Croaker closed his eyes. He could not yet reason closely. He understood only that he was in no immediate danger. The plot was easily voided. He would become a tool of no value, broken.
He put it out of mind. First he had to heal. Time enough later to do what had to be done.
More laughter. This from a woman adult and knowing. "Remember when we campaigned together, Croaker? The trick we played on Raker? The fun we had tormenting Limper?"
He grunted. He remembered. Everything but the fun.
"Remember how you always thought I could read your mind?"

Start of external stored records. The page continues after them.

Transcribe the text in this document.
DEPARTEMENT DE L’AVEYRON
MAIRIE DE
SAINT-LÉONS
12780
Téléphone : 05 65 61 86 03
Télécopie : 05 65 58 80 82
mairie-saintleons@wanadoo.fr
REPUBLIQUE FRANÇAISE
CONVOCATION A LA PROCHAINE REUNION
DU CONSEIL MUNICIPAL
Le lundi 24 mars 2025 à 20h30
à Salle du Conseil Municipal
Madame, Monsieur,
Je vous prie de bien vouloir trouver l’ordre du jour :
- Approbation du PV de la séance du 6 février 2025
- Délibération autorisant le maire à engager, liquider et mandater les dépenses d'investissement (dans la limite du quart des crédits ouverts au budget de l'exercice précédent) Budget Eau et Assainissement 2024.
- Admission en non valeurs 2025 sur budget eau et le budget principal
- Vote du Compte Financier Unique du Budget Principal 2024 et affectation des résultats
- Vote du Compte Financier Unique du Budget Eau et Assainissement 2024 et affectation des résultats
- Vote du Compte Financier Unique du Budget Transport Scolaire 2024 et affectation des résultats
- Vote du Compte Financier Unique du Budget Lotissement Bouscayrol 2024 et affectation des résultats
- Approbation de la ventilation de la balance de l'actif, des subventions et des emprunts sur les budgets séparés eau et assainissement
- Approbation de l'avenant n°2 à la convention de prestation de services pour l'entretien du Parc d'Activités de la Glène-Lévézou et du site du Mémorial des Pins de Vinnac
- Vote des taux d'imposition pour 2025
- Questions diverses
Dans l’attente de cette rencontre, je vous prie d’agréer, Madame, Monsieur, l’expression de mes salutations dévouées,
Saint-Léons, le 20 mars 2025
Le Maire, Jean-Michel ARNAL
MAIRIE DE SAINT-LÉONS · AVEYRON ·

He remembered that. And the terror it had inspired. That old fear crept back.
"You do remember." She laughed again. "I'm so glad. We're going to have such fun. The whole world thinks we're dead. You can get away with anything when you're dead." Her laugh gained an edge of madness. "We'll haunt them, Croaker. That's what we'll do."
He'd regained enough strength to walk. With help. His captor made him walk, forced him to gain strength. But still he slept most of the time. And dreamed terrible dreams when he did.
The place anchored the dreams. He didn't know that. His dreams told him it wasn't a good place, that the very trees and earth and stone remembered evils done there.
He felt they were true dreams but found no supporting evidence while he was awake. Unless he counted the ominous crows. Always there were the crows, tens and hundreds and thousands of crows.